Objectives: Adipocytes of peripancreatic and intrapancreatic adipose tissue secret adipocytokines such as leptin, adiponectin, and resistin. For resistin, a role as an early predictor of peripancreatic necrosis and clinical severity in acute pancreatitis has been reported. It was the aim of this study to investigate whether the adipocytokine visfatin is able to serve as an early marker predicting peripancreatic necrosis and clinical severity.
Methods: A total of 50 patients (20 females and 30 males) with acute pancreatitis were included in this noninterventional, prospective, and monocentric cohort study on diagnostic accuracy. Clinical severity was classified by the Ranson score and APACHE-II (Acute Physiology and Chronic Health Evaluation II) score.
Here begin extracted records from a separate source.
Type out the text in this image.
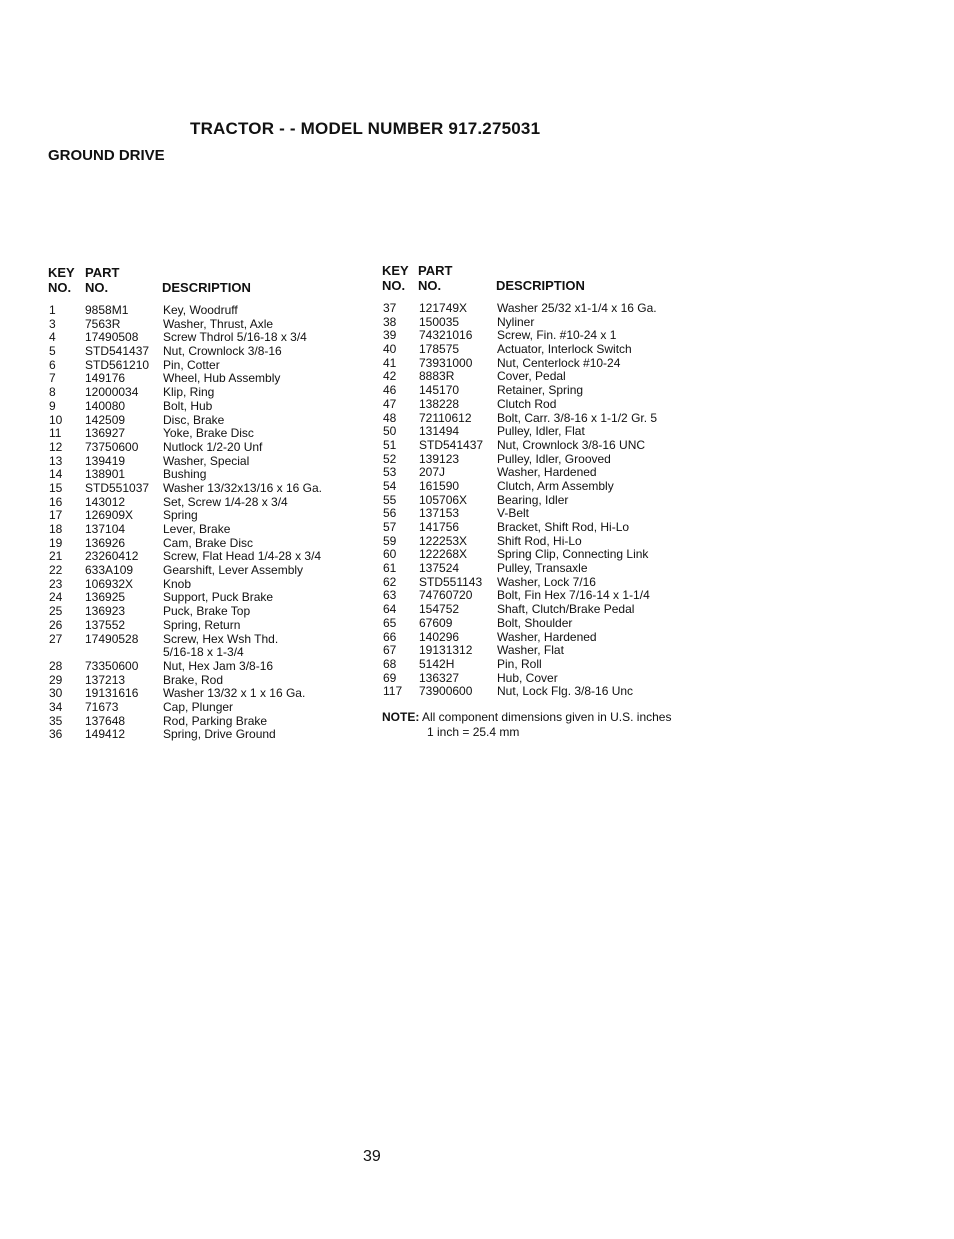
TRACTOR - - MODEL NUMBER 917.275031
GROUND DRIVE
KEY
NO.
PART
NO.	DESCRIPTION
KEY
NO.
PART
NO.	DESCRIPTION
1 9858M1	Key, Woodruff
3 7563R	Washer, Thrust, Axle
4 17490508 Screw Thdrol 5/16-18 x 3/4
5 STD541437 Nut, Crownlock 3/8-16
6 STD561210 Pin, Cotter
7 149176	Wheel, Hub Assembly
8 12000034 Klip, Ring
9 140080	Bolt, Hub
10 142509	Disc, Brake
11 136927	Yoke, Brake Disc
12 73750600 Nutlock 1/2-20 Unf
13 139419	Washer, Special
14 138901	Bushing
15 STD551037 Washer 13/32x13/16 x 16 Ga.
16 143012	Set, Screw 1/4-28 x 3/4
17 126909X Spring
18 137104	Lever, Brake
19 136926	Cam, Brake Disc
21 23260412 Screw, Flat Head 1/4-28 x 3/4
22 633A109 Gearshift, Lever Assembly
23 106932X Knob
24 136925	Support, Puck Brake
25 136923	Puck, Brake Top
26 137552	Spring, Return
27 17490528 Screw, Hex Wsh Thd.
5/16-18 x 1-3/4
28 73350600 Nut, Hex Jam 3/8-16
29 137213	Brake, Rod
30 19131616 Washer 13/32 x 1 x 16 Ga.
34 71673	Cap, Plunger
35 137648	Rod, Parking Brake
36 149412	Spring, Drive Ground
37 121749X Washer 25/32 x1-1/4 x 16 Ga.
38 150035	Nyliner
39 74321016 Screw, Fin. #10-24 x 1
40 178575	Actuator, Interlock Switch
41 73931000 Nut, Centerlock #10-24
42 8883R	Cover, Pedal
46 145170	Retainer, Spring
47 138228	Clutch Rod
48 72110612 Bolt, Carr. 3/8-16 x 1-1/2 Gr. 5
50 131494	Pulley, Idler, Flat
51 STD541437 Nut, Crownlock 3/8-16 UNC
52 139123	Pulley, Idler, Grooved
53 207J	Washer, Hardened
54 161590	Clutch, Arm Assembly
55 105706X Bearing, Idler
56 137153	V-Belt
57 141756	Bracket, Shift Rod, Hi-Lo
59 122253X Shift Rod, Hi-Lo
60 122268X Spring Clip, Connecting Link
61 137524	Pulley, Transaxle
62 STD551143 Washer, Lock 7/16
63 74760720 Bolt, Fin Hex 7/16-14 x 1-1/4
64 154752	Shaft, Clutch/Brake Pedal
65 67609	Bolt, Shoulder
66 140296	Washer, Hardened
67 19131312 Washer, Flat
68 5142H	Pin, Roll
69 136327	Hub, Cover
117 73900600 Nut, Lock Flg. 3/8-16 Unc
NOTE: All component dimensions given in U.S. inches
1 inch = 25.4 mm

39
Pancreatic and peripancreatic necrosis were quantified by the computed tomography-based Balthazar score, the Schroeder score, and the pancreatic necrosis score. Visfatin was measured at admission and daily for 10 days by enzyme-linked immunosorbent assay (ELISA).
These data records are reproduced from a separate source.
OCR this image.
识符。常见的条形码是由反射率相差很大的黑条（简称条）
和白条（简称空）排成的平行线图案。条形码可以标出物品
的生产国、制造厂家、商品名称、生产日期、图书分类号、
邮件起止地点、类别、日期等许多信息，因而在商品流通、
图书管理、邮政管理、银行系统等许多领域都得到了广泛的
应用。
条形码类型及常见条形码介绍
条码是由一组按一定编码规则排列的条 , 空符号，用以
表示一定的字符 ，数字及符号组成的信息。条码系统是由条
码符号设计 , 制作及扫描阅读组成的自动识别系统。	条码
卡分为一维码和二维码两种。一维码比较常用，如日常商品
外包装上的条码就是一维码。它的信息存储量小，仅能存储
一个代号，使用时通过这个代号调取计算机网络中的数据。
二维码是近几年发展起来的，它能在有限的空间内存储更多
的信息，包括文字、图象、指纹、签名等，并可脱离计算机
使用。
Results: Visfatin values were significantly and positively correlated with clinical severity (APACHE-II score and Ranson score) and with clinical end points such as death and need for interventions. Admission visfatin levels were significantly elevated in patients with higher pancreatic and extrapancreatic necrosis scores. It was shown by receiver operator characteristics that admission visfatin concentration provides a positive predictive value of 93.3% in predicting the extent of peripancreatic necrosis (area under the curve (AUC): 0.89, P<0.001, sensitivity: 93.3%, specificity: 81.8%, likelihood ratio: 5.1, post-test probability: 93%) by using a cutoff value of 1.8 ng/ml.
Conclusions: Admission visfatin concentration serves as an early predictive marker of peripancreatic necrosis and clinical severity in acute pancreatitis. Visfatin may have potential for clinical use as a new and diagnostic serum marker.